Ses revenus ont chuté de moitié à environ 10000 francs congolais (5 dollars) par nuit, et elle blâme le nombre croissant de jeunes professionnel (le) s du sexe et un couvre-feu quotidien contre les coronavirus de 21h à 5h du matin.
Vanessa a dit qu’elle voulait quitter le commerce, mais ne savait pas comment elle gagnerait de l’argent autrement. Elle avait envisagé de payer des passeurs pour l’aider à atteindre l’Europe mais a décidé de ne pas le faire.
Des filles comme Vanessa et Naomie doivent composer avec des gangs qui leur offrent une «protection» en échange d’une réduction de leurs revenus.
Naomie a déclaré que l’homme avec qui elle travaillait dirigeait 20 filles et lui rendait visite chaque soir pour prendre environ un sixième de ses gains.
Christophe Diakonda, un commandant de la police du poste voisin de Sonapangu, a déclaré que les policiers arrêtaient fréquemment de tels membres de gangs – connus sous le nom de “Kuluna” – mais avaient besoin de plus de soutien du gouvernement pour s’attaquer au problème des jeunes filles dans le commerce du sexe.
“En ce qui concerne les travailleuses du sexe mineures … nous attendons l’impulsion du gouvernement pour relancer l’opération pour arrêter cela”, a-t-il ajouté. Un de ses collègues a déclaré que les filles étaient “têtues” et résistaient aux efforts de la police pour les dissuader de se livrer au commerce du sexe.

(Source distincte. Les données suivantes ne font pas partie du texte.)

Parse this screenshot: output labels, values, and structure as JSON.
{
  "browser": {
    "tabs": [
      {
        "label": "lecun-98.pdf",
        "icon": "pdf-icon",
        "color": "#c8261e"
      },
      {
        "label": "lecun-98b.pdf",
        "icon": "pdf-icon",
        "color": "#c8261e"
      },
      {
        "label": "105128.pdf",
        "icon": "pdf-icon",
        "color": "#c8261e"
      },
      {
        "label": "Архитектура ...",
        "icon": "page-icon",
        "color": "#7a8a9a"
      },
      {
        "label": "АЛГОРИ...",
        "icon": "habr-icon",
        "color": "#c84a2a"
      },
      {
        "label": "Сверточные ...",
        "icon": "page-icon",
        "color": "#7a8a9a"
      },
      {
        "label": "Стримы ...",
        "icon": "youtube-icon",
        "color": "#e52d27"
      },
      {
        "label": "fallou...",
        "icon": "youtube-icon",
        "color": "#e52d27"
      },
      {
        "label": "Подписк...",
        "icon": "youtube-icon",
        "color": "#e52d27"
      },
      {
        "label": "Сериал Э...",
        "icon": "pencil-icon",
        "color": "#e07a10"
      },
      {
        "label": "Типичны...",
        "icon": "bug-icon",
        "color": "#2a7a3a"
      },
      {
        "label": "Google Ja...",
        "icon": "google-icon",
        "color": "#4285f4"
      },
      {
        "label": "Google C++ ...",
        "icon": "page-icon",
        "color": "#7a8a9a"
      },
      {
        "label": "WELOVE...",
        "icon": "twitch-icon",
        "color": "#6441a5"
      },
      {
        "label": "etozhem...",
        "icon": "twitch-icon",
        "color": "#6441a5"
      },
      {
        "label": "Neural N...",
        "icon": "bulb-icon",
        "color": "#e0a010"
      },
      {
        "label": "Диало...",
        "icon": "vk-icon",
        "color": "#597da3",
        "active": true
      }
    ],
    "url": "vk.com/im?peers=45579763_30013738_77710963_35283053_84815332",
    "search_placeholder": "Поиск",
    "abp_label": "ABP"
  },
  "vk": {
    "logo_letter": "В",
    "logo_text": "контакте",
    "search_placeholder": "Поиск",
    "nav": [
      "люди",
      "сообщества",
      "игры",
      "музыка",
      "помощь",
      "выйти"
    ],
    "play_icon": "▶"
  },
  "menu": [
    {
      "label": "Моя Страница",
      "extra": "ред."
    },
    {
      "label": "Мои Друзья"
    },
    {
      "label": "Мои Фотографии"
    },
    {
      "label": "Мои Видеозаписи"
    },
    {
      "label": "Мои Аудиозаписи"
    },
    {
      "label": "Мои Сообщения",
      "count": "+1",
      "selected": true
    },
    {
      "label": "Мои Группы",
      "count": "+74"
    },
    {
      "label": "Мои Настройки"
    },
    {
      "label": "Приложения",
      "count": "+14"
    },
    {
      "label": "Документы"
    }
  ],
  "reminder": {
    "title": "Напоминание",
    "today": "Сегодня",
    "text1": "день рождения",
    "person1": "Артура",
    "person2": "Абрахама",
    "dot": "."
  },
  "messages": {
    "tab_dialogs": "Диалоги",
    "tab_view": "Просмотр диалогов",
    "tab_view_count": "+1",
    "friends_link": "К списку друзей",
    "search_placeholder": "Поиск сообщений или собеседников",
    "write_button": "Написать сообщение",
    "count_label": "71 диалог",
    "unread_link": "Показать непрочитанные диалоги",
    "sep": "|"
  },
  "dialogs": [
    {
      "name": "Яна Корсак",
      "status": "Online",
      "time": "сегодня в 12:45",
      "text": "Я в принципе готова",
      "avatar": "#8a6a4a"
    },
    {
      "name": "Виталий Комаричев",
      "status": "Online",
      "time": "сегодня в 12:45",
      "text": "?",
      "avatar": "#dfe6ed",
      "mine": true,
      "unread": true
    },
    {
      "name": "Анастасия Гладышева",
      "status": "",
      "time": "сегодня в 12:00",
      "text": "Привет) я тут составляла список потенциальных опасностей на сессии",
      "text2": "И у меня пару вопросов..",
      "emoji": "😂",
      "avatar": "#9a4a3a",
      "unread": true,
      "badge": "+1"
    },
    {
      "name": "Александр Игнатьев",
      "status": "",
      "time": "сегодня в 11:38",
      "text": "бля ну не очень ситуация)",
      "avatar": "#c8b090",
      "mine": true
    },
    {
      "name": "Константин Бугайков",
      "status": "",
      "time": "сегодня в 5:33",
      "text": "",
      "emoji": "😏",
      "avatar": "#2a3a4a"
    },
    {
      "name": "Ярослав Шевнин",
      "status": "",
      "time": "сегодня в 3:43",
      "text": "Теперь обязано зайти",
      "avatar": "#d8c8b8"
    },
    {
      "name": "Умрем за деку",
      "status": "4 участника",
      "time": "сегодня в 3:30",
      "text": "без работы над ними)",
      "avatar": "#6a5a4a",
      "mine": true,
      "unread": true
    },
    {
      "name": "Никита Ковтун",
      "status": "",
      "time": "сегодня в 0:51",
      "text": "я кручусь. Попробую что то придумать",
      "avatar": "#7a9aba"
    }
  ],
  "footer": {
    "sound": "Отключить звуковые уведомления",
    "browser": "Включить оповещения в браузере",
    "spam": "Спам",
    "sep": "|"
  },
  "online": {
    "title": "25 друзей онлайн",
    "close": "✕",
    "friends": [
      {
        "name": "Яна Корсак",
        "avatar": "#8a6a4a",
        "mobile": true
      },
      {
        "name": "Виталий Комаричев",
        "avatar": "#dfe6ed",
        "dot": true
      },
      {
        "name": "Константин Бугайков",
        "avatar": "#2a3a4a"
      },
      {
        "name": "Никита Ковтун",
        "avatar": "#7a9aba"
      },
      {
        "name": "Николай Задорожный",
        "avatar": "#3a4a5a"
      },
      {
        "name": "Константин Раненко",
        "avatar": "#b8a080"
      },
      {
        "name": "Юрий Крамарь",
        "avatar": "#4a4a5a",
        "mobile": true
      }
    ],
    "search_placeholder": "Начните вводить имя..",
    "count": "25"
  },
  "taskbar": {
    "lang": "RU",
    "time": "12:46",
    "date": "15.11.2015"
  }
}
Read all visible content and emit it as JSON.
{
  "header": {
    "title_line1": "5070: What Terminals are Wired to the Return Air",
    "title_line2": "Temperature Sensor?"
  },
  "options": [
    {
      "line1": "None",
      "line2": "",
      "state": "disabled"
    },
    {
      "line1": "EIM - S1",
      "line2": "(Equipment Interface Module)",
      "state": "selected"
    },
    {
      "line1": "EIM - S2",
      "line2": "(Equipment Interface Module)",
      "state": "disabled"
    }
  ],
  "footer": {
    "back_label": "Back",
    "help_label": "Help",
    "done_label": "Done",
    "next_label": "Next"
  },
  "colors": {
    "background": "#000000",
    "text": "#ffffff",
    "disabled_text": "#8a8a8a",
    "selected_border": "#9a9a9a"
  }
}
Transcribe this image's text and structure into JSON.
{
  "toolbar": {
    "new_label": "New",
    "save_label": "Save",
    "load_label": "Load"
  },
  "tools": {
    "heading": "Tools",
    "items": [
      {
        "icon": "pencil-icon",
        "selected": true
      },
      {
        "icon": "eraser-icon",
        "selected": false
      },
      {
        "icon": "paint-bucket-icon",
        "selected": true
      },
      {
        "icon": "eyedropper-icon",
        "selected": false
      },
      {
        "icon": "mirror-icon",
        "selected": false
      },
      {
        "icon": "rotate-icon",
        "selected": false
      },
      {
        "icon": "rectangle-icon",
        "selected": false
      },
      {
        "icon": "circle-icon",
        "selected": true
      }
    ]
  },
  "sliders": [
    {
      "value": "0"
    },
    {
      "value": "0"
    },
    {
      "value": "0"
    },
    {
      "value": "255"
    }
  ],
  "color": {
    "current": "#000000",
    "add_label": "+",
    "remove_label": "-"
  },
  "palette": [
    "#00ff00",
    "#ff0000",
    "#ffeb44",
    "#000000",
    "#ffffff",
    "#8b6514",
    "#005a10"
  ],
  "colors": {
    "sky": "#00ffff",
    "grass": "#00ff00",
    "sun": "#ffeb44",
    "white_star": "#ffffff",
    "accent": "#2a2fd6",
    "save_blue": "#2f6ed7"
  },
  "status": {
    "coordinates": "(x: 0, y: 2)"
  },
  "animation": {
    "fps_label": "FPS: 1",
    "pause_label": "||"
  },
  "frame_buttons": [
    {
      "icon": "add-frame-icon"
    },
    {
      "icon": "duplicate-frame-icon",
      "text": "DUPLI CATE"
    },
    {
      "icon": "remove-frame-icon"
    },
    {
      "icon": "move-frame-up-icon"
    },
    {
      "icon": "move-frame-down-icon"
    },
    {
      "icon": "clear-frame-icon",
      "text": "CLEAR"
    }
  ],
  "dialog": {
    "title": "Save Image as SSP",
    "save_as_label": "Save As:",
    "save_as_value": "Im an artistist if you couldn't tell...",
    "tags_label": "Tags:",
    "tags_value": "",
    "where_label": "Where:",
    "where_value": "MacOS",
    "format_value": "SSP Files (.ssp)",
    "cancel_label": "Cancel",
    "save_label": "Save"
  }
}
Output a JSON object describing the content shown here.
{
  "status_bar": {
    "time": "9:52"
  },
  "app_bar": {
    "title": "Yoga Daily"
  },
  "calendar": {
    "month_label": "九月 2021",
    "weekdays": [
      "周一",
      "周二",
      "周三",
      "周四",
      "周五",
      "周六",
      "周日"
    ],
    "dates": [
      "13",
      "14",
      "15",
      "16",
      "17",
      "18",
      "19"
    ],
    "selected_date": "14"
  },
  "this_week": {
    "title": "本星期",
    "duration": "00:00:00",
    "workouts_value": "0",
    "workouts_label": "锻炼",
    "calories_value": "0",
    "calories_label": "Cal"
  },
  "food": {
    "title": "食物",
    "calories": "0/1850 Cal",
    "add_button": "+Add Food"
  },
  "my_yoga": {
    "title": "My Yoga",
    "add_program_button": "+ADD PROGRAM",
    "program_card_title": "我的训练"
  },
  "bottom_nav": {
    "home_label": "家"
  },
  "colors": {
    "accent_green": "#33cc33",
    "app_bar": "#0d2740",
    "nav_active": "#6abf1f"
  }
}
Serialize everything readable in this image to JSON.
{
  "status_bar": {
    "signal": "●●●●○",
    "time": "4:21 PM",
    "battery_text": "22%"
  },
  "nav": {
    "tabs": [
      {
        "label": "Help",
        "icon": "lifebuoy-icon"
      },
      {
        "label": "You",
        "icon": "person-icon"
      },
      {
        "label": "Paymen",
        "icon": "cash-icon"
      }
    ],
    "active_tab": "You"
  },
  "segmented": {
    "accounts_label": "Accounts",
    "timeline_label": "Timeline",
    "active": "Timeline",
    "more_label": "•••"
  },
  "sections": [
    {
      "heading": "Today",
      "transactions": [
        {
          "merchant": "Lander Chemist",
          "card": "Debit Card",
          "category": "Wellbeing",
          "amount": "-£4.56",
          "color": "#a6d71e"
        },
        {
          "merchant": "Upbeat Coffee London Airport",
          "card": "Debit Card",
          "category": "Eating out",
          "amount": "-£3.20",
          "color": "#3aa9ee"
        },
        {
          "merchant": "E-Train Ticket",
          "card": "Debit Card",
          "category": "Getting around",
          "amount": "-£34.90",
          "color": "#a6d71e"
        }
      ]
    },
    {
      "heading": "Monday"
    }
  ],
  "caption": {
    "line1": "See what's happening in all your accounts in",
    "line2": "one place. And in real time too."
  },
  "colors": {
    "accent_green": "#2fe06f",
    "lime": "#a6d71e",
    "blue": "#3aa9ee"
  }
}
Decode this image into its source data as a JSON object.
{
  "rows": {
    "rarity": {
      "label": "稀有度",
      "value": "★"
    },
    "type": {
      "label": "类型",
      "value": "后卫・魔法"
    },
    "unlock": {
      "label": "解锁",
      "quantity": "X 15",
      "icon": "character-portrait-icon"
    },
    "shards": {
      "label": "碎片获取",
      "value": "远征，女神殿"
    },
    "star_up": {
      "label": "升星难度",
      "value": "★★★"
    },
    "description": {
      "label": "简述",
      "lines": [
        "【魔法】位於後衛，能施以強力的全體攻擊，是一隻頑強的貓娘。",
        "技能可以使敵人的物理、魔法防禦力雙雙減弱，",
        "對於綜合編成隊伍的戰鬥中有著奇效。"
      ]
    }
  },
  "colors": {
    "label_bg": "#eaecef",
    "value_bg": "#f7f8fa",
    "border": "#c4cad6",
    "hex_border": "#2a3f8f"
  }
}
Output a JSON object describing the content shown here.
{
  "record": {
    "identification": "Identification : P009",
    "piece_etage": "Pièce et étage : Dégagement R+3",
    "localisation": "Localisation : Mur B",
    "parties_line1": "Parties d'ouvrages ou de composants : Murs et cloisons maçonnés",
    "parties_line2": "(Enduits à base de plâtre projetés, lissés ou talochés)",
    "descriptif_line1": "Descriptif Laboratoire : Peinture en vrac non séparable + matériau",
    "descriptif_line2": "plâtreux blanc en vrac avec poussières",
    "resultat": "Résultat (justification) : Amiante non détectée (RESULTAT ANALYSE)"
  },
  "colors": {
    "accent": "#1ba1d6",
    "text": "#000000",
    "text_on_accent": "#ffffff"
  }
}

Alors que de plus en plus de filles descendent dans la rue – où certaines subissent des pressions pour avoir des relations sexuelles sans préservatif et beaucoup se tournent vers l’alcool ou la drogue – les militants se disent inquiets pour leur santé.
«Ils deviennent des proies faciles pour les hommes qui les maltraitent», a déclaré Annie Bambe, présidente du Forum des ONG pour les droits des jeunes et des enfants au Congo. “Ils ont souvent des relations sexuelles non protégées avec le peu d’argent qui leur est donné … nous craignons beaucoup pour leur avenir.”
Ayant quitté l’école à 13 ans, Naomie aimerait reprendre ses études ou suivre une formation de couturière – mais n’a pas les moyens de le faire.
«Nous faisons cela (le travail du sexe) pour gagner notre vie», a-t-elle déclaré. “Le pays nous a abandonnés.”